Mortgage rates to shine like the sun through the month of September?

September 2019
By Andy Cruz

It is September 2019 and the state of the mortgage market has definitely had its twists and turns so far this year. In the first half of the year, we saw the Fed announced that they would be increasing the Fed funds rate During the calendar year, And Then they came out and said they will hold the rates. And now they are indicating that they might even do a rate cut. Now, even though mortgage money does not come from the Federal Reserve, the Federal Reserve’s opinion on the overall health of the economy heavily weighs in on whether or not investors put money into mortgage backed securities. This is important because when the Federal Reserve indicates the economy is doing really well, then they can allow moderate inflation to continue on, which also means the mortgage rates might increase as well. But if the market does not have an appetite for an increasing Fed funds rate, then they have no other option but to hold their position or reduce the rate over time. When this happens, typically, there is more mortgage backed securities investment money that comes into the marketplace. And because there’s now more supply of money to lend rates go down as well.

While this is a pseudo-technical explanation of how the Federal Reserve’s opinion influences mortgage rates, there are many other factors investors consider. At this point in the year though, it should be noted that we were are expecting a Fed rate cut coming up, but it will remain to be seen if that will result in reduced mortgage rates.

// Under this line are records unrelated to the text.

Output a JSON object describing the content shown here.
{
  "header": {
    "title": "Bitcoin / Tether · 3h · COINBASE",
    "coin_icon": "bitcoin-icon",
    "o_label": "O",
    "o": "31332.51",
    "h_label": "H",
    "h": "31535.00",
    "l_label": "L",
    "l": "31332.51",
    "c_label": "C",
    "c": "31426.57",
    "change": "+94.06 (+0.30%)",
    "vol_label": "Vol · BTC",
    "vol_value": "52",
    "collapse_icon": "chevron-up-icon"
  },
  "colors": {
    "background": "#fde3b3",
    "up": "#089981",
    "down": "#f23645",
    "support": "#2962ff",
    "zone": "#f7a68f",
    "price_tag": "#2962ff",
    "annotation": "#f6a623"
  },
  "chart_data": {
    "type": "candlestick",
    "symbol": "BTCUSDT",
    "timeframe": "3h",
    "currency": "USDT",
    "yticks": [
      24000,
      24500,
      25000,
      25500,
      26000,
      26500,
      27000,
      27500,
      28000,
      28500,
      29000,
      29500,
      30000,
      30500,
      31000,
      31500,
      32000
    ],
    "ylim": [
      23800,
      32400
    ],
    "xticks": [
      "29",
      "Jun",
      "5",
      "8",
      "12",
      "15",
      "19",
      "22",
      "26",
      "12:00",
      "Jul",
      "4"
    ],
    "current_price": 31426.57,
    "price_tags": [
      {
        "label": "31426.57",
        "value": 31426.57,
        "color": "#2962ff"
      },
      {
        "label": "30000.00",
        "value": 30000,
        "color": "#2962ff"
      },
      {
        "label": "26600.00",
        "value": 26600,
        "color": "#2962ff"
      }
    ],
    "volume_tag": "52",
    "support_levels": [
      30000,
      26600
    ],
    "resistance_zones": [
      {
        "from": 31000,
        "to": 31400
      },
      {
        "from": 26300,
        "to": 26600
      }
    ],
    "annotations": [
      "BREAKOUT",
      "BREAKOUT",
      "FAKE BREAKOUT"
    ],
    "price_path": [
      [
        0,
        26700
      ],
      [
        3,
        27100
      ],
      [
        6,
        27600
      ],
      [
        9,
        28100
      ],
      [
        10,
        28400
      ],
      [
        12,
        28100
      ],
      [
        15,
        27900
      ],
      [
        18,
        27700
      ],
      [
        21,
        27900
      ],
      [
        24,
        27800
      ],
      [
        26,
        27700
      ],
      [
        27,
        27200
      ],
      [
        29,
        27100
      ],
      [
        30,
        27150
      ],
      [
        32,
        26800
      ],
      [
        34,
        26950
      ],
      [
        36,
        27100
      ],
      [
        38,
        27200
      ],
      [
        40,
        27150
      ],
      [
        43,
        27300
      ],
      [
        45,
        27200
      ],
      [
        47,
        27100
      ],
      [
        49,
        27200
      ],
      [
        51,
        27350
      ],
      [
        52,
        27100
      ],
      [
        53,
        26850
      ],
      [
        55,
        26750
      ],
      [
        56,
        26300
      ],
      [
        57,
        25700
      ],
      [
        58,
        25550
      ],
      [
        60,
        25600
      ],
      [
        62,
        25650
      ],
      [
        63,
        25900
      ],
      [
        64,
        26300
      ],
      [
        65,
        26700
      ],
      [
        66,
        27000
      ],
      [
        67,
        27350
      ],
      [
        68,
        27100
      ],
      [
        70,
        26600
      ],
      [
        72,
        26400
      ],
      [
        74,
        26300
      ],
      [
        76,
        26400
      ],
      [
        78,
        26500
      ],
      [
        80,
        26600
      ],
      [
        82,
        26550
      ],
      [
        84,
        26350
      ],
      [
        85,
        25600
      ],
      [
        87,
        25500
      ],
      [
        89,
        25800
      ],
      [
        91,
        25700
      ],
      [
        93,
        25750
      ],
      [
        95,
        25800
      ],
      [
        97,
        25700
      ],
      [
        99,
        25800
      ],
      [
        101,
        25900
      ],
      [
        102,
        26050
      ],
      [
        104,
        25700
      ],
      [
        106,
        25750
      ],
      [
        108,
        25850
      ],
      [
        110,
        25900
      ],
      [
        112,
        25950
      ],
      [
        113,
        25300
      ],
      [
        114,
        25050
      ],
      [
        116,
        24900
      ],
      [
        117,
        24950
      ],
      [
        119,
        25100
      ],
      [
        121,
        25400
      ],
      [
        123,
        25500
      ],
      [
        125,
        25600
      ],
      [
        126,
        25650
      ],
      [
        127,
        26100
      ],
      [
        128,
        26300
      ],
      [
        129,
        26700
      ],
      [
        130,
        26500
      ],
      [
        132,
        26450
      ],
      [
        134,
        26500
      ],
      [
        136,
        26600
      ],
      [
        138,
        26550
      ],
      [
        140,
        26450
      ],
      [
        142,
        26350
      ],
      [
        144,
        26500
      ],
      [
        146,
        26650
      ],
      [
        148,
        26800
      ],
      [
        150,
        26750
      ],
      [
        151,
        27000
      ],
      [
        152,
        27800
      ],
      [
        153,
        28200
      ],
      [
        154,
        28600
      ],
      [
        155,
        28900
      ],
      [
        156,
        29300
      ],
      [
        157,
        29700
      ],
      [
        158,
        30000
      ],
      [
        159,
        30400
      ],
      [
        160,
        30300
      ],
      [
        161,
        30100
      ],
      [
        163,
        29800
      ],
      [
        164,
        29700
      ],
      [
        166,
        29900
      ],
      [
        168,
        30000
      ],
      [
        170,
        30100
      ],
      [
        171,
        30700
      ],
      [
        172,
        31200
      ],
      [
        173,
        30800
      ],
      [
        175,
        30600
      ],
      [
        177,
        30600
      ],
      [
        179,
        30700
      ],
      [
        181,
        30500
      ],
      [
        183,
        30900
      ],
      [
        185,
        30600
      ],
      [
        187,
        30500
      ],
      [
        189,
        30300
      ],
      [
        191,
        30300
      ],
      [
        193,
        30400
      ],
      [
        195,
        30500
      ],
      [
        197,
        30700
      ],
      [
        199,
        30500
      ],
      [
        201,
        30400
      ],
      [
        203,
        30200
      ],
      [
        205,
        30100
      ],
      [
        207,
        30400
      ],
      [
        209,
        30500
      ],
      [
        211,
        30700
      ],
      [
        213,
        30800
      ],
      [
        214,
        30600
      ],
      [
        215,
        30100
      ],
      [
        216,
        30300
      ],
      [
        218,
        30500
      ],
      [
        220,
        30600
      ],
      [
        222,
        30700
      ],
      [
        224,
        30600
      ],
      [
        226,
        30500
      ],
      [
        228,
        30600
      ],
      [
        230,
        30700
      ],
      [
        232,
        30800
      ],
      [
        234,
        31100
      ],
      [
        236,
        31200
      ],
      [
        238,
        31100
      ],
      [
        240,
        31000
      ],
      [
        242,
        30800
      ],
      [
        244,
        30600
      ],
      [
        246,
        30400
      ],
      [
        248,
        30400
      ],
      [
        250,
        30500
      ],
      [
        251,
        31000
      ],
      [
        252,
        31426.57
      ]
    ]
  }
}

If the Fed does cut rates, maybe we shouldn’t be surprised. Here’s some of what I’ve been monitoring over the past month. Keep your eyes peeled and stay on your toes as this is a short list of influencing factors. Remember to consult your mortgage professional if you are in need of a strategic refinance to help your overall financial outlook.

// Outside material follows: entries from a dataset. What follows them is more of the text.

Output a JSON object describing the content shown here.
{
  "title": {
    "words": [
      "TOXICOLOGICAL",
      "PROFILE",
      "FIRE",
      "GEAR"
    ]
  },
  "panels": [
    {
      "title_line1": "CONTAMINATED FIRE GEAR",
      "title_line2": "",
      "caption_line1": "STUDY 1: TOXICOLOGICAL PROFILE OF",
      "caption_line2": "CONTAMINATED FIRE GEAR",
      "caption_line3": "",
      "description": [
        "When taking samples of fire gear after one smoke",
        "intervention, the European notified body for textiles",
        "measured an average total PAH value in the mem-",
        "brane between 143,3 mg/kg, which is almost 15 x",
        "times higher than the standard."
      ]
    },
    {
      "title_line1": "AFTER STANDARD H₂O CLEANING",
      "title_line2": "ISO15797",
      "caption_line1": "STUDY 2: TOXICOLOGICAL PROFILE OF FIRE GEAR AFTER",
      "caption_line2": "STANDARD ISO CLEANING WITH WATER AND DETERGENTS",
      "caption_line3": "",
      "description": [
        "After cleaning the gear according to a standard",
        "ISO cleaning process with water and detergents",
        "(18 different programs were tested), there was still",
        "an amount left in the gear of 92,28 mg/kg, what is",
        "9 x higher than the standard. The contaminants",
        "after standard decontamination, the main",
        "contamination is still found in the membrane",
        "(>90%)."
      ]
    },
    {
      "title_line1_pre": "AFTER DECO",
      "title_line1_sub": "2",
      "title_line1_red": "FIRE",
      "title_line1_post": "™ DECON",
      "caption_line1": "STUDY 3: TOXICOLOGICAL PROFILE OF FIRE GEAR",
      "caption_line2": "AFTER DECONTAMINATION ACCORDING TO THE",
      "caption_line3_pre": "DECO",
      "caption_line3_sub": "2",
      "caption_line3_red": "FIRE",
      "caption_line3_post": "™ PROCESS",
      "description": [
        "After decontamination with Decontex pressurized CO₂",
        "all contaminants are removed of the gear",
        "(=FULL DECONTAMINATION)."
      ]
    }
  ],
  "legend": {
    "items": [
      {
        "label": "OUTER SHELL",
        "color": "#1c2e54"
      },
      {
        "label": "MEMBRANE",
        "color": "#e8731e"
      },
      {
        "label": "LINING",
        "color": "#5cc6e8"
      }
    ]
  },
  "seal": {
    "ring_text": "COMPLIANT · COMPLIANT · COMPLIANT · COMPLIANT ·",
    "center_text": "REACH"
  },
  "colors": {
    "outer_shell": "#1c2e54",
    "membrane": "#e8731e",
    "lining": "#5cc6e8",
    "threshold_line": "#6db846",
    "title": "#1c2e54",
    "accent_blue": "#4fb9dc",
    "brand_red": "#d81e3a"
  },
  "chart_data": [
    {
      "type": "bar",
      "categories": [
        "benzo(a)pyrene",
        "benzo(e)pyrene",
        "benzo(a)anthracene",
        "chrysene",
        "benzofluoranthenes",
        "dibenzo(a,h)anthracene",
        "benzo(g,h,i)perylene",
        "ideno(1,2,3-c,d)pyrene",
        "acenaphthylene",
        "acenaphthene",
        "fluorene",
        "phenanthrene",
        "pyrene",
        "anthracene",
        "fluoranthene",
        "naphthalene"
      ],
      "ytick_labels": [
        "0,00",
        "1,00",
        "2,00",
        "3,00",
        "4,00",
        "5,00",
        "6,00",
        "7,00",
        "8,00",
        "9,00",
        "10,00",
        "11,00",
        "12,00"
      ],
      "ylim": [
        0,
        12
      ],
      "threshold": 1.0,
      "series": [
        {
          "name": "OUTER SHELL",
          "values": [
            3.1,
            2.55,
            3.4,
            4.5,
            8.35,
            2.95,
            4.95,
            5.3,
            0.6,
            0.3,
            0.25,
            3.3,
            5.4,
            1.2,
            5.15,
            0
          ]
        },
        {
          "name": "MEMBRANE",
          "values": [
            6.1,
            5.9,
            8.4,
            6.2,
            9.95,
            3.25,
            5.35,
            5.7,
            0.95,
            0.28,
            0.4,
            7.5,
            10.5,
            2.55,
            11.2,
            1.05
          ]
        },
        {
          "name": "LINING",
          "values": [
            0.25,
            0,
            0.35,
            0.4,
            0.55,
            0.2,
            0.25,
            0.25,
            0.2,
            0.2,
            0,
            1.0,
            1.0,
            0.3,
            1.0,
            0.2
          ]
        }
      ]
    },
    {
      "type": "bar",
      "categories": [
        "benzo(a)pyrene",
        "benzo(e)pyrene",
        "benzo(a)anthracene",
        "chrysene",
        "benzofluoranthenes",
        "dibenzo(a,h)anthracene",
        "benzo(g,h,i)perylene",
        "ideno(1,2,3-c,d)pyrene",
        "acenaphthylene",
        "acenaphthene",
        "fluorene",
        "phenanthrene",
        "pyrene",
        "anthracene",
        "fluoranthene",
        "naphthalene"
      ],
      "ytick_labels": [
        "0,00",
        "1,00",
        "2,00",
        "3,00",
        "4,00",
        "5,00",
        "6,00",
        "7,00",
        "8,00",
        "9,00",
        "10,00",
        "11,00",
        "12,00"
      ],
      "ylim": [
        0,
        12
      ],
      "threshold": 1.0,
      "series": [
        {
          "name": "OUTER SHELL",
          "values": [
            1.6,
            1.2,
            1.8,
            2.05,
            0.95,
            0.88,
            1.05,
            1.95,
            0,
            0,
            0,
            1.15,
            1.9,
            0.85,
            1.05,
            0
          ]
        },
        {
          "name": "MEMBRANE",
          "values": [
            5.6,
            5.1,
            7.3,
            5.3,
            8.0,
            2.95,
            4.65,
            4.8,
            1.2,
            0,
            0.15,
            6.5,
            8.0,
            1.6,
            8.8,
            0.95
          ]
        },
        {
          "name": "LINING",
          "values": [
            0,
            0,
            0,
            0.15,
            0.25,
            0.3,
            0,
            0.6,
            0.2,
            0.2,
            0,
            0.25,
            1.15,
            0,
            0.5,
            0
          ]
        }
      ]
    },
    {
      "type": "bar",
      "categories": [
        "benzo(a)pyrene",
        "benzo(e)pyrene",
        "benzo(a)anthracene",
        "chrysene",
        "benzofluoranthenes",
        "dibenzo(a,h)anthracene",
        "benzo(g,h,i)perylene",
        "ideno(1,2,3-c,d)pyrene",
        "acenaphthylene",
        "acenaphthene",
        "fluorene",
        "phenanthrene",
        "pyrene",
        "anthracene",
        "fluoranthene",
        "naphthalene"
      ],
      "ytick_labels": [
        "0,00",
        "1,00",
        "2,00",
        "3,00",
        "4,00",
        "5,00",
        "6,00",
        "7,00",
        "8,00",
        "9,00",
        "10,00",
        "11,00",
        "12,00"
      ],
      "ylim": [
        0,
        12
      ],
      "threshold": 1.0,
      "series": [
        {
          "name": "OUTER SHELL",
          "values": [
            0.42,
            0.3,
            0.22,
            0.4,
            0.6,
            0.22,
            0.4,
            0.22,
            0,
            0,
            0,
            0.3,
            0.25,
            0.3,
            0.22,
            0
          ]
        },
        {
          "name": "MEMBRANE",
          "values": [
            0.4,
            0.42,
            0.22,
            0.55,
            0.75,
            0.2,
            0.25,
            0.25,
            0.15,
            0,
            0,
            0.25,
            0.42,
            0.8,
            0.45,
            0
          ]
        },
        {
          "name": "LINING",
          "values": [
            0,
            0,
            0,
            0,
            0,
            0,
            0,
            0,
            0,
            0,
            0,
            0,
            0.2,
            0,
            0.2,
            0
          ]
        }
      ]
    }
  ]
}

  • Although the White House should not have any influence on what the Federal Reserve does. It seems that maybe they are having some sort of influence behind the scenes. Although, they will not admit it publicly or in the news media. It seems that upcoming economic health is going to play heavily into the 2020 election, which may mean that is why we are seeing these types of Fed rate moves now.
  • China tariffs are having a variety of impacts on United States companies and consumers. Hindsight being 20/20 the tariffs may cause more of a economic slowdown rather than become a revenue generator for our economy by taxing imports…call it a hunch, but as consumers ourselves, increased costs historically get “baked” into the cost of products we buy. I personally don’t expect it to be any different this time around.
  • Oil and Saudi Arabia. An unexpected attack created supply concerns and even greater geo-political concerns. It’s unclear on what this will mean to us militarily until facts become known and a response is determined. Although military response is not directly correlated to the mortgage industry, when you connect the dots, events like this trickle their way into our ecosystems to cause ripple effects in psyche, sentiment, and most importantly our active duty military personnel we serve.